La Kabbalah consiste nella conoscenza dell’Universo sviluppata dagli Ebrei a partire dai testi biblici. Secondo questo modello di conoscenza, tutta la creazione è riconducibile agli archetipi rappresentati dalle lettere e dai numeri corrispondenti nell’alfabeto ebraico, perché le regole che governano la creazione e la vita nel mondo sono le stesse su cui sono fondate le lingue che usiamo per esprimere il nostro pensiero e comunicare fra di noi. Cioè la nascita delle lingue è dovuta alle medesime leggi che hanno permesso la progressiva condensazione dell’energia creativa in materia concreta.
Basta pensare che il nostro linguaggio dipende dal nostro DNA per intuire quanto affermato sopra.
Le lettere dell’alfabeto ebraico rappresentano gli archetipi fondamentali della creazione. Questi possono essere considerati come idee elementari, esprimenti le funzioni che stanno alla base della vita, che divengono idee complesse o concetti quando formano le parole e, tramite le regole della grammatica, le frasi.
In altre parole la creazione della vita avviene tramite degli strumenti che, sul piano grafico e sonoro, si esprimono nelle 22 lettere dell’alfabeto.
Nelle parole esse si comportano come le molecole che si legano per dare vita a composti chimici. In questo modo si formano dei concetti semplici. Tramite le regole grammaticali, parallele alle leggi della mente universale, questi si legano per dare vita a espressioni concettuali più vaste.
Il P-greco (3,14) e la Creazione
In matematica il numero detto P-greco, che vale approssimativamente 3,14, è quello che permette la misurazione della circonferenza e il calcolo dell’area del cerchio.

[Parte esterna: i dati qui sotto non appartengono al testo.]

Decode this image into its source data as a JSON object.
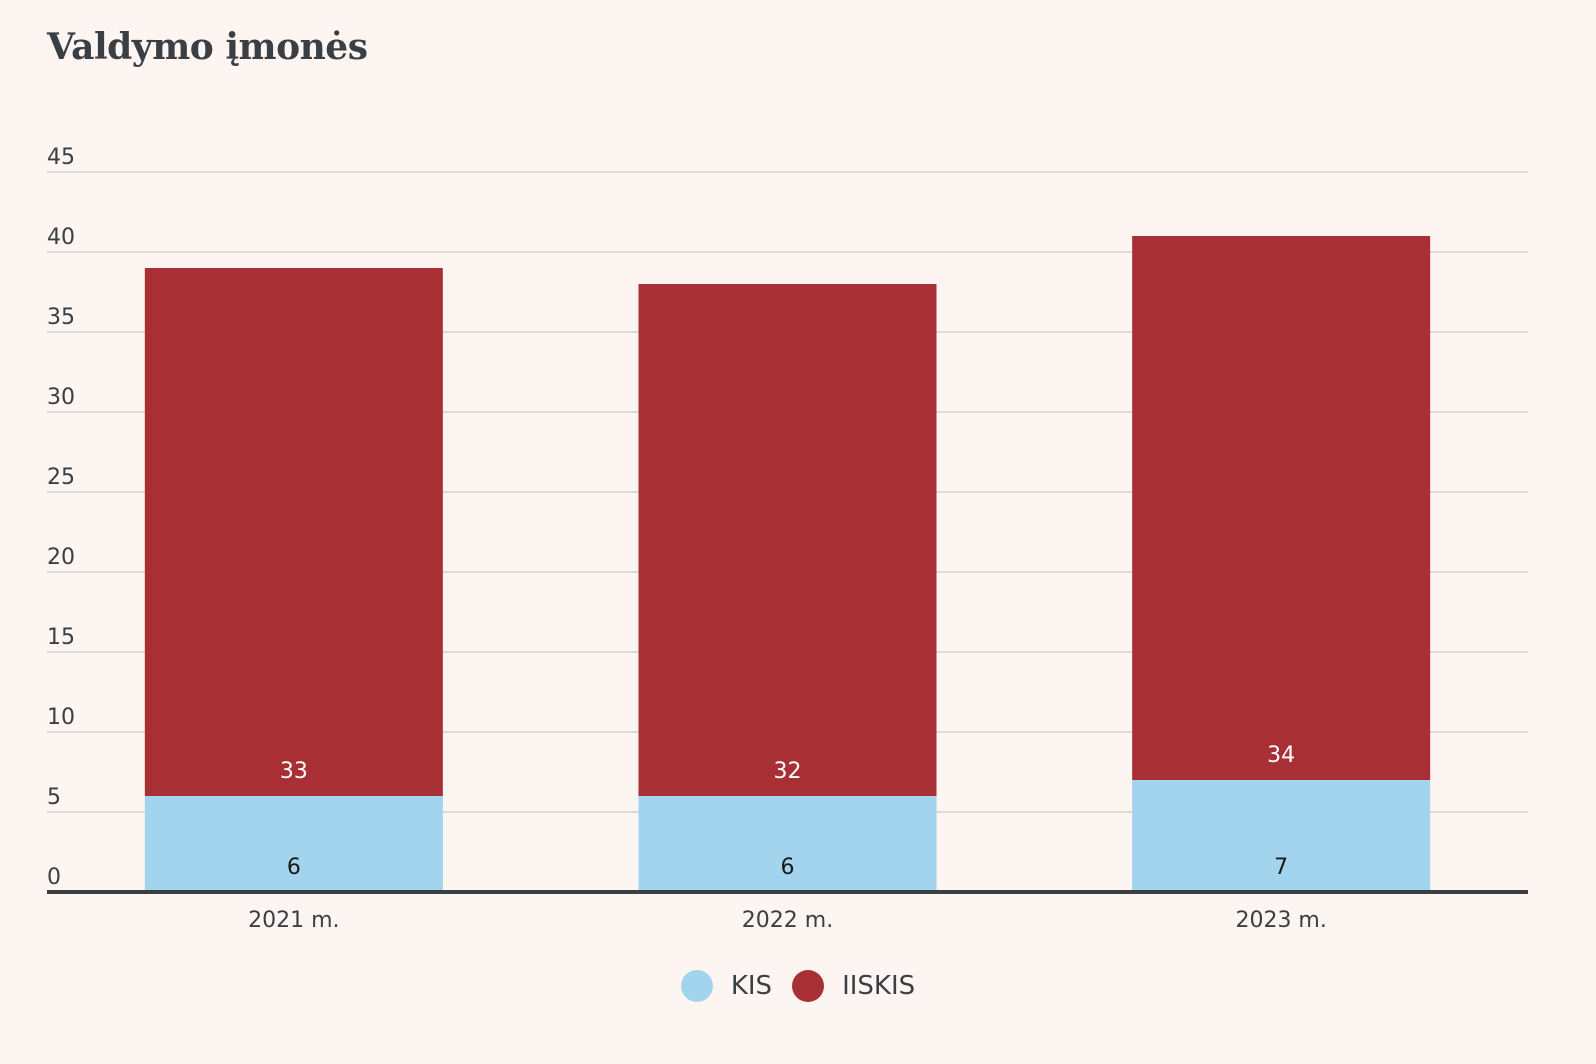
{
  "title": "Valdymo įmonės",
  "colors": {
    "background": "#fdf5f2",
    "kis": "#a2d4ed",
    "iiskis": "#a83034",
    "grid": "#d4d1cf",
    "axis": "#3a3f44",
    "text": "#3a3f44"
  },
  "chart_data": {
    "type": "bar",
    "stacked": true,
    "categories": [
      "2021 m.",
      "2022 m.",
      "2023 m."
    ],
    "series": [
      {
        "name": "KIS",
        "values": [
          6,
          6,
          7
        ],
        "color": "#a2d4ed",
        "label_color": "#1a1a1a"
      },
      {
        "name": "IISKIS",
        "values": [
          33,
          32,
          34
        ],
        "color": "#a83034",
        "label_color": "#ffffff"
      }
    ],
    "ylim": [
      0,
      45
    ],
    "yticks": [
      0,
      5,
      10,
      15,
      20,
      25,
      30,
      35,
      40,
      45
    ],
    "grid": true,
    "legend_position": "bottom-center",
    "xlabel": "",
    "ylabel": ""
  },
  "legend": {
    "items": [
      {
        "label": "KIS",
        "color": "#a2d4ed"
      },
      {
        "label": "IISKIS",
        "color": "#a83034"
      }
    ]
  }
}
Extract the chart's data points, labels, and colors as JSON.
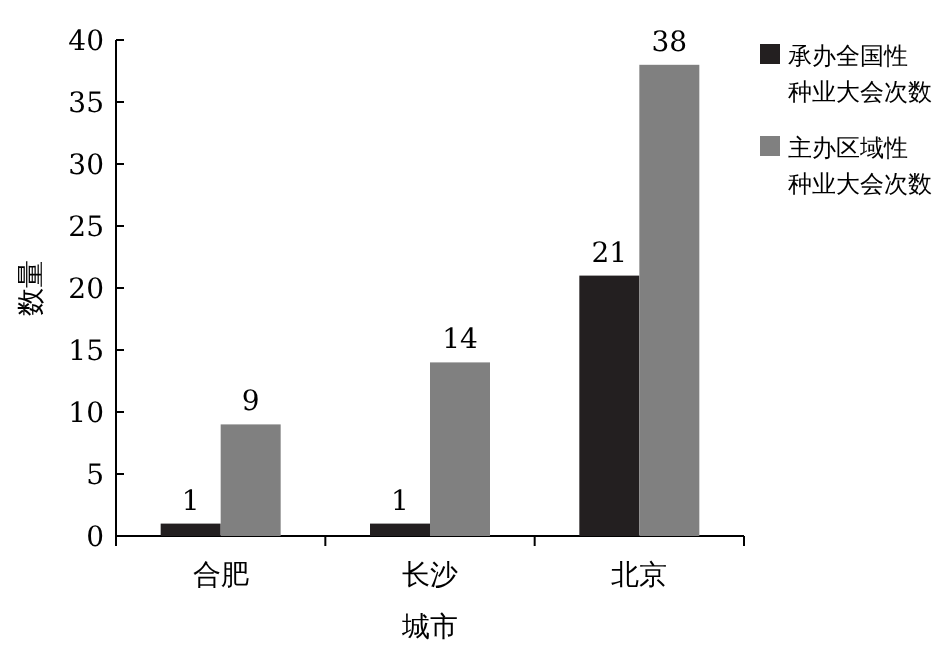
{
  "chart_data": {
    "type": "bar",
    "xlabel": "城市",
    "ylabel": "数量",
    "categories": [
      "合肥",
      "长沙",
      "北京"
    ],
    "series": [
      {
        "name": "承办全国性种业大会次数",
        "color": "#231f20",
        "values": [
          1,
          1,
          21
        ]
      },
      {
        "name": "主办区域性种业大会次数",
        "color": "#808080",
        "values": [
          9,
          14,
          38
        ]
      }
    ],
    "ylim": [
      0,
      40
    ],
    "yticks": [
      0,
      5,
      10,
      15,
      20,
      25,
      30,
      35,
      40
    ],
    "data_labels": true,
    "legend": "right",
    "grid": false
  }
}
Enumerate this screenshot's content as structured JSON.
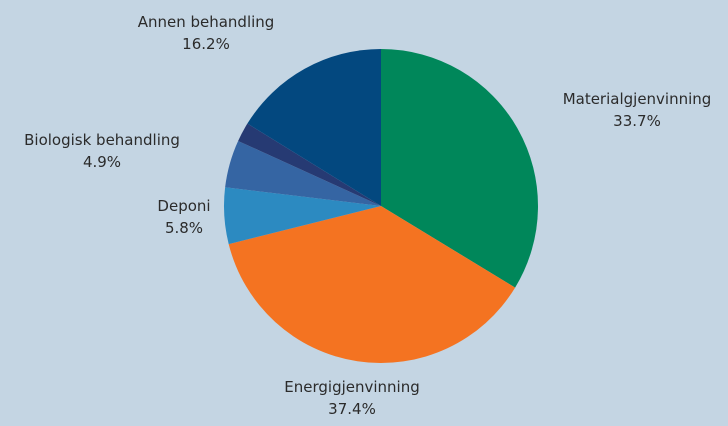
{
  "chart_data": {
    "type": "pie",
    "title": "",
    "start_angle_deg": 0,
    "direction": "clockwise",
    "slices": [
      {
        "label": "Materialgjenvinning",
        "value": 33.7,
        "value_label": "33.7%",
        "color": "#00875a"
      },
      {
        "label": "Energigjenvinning",
        "value": 37.4,
        "value_label": "37.4%",
        "color": "#f47321"
      },
      {
        "label": "Deponi",
        "value": 5.8,
        "value_label": "5.8%",
        "color": "#2c8ac1"
      },
      {
        "label": "Biologisk behandling",
        "value": 4.9,
        "value_label": "4.9%",
        "color": "#3565a3"
      },
      {
        "label": "",
        "value": 2.0,
        "value_label": "",
        "color": "#263a73"
      },
      {
        "label": "Annen behandling",
        "value": 16.2,
        "value_label": "16.2%",
        "color": "#03487f"
      }
    ]
  }
}
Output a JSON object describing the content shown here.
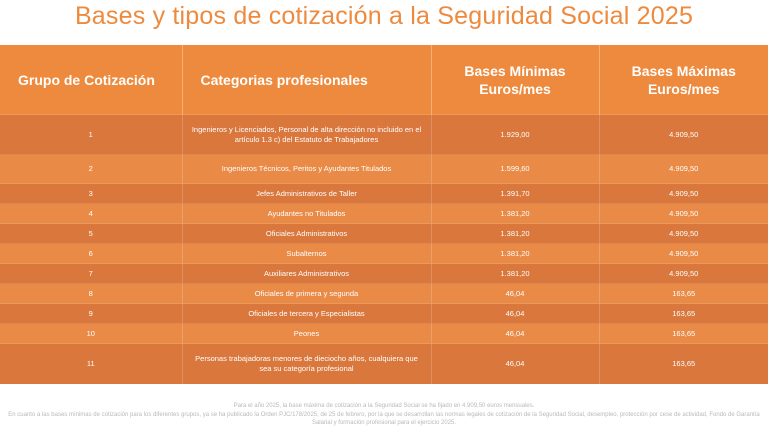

Secondo la teoria ebraica dello TSIMTSUM il Creatore, ritirandosi, lascia un vuoto. Questo vuoto ha una forza che mantiene l’infinito alla periferia dello spazio svuotato. Tutto ciò è rappresentato da un cerchio e dal raggio che mantiene il vuoto attorno al centro.
Il P-greco è, perciò, un numero trascendente che ha un numero infinito di decimali.
Si può trovare questo numero anche in un altro rapporto. Le lettere dell’alfabeto ebraico sono 22. Il numero 7 rappresenta lo scorrere del tempo, che nella Bibbia è misurato in settimane.
Il P-greco corrisponde, in modo approssimato, al rapporto:
22:7= 3,14
Cioè al rapporto fra gli archetipi fondamentali della creazione e il numero che esprime il tempo.
Si dovrà innanzitutto riconoscere, allevare e nutrire quell’essere che è in noi, perché, come disse Louis Claude de Saint Martin: il fine dell’uomo è di conoscere il mondo, non per utilizzarlo, ma per sostenervi la sua parte.
Tutte le gnosi, nelle civiltà tradizionali, sono tavole di corrispondenza tra Dio, l’uomo e l’Universo.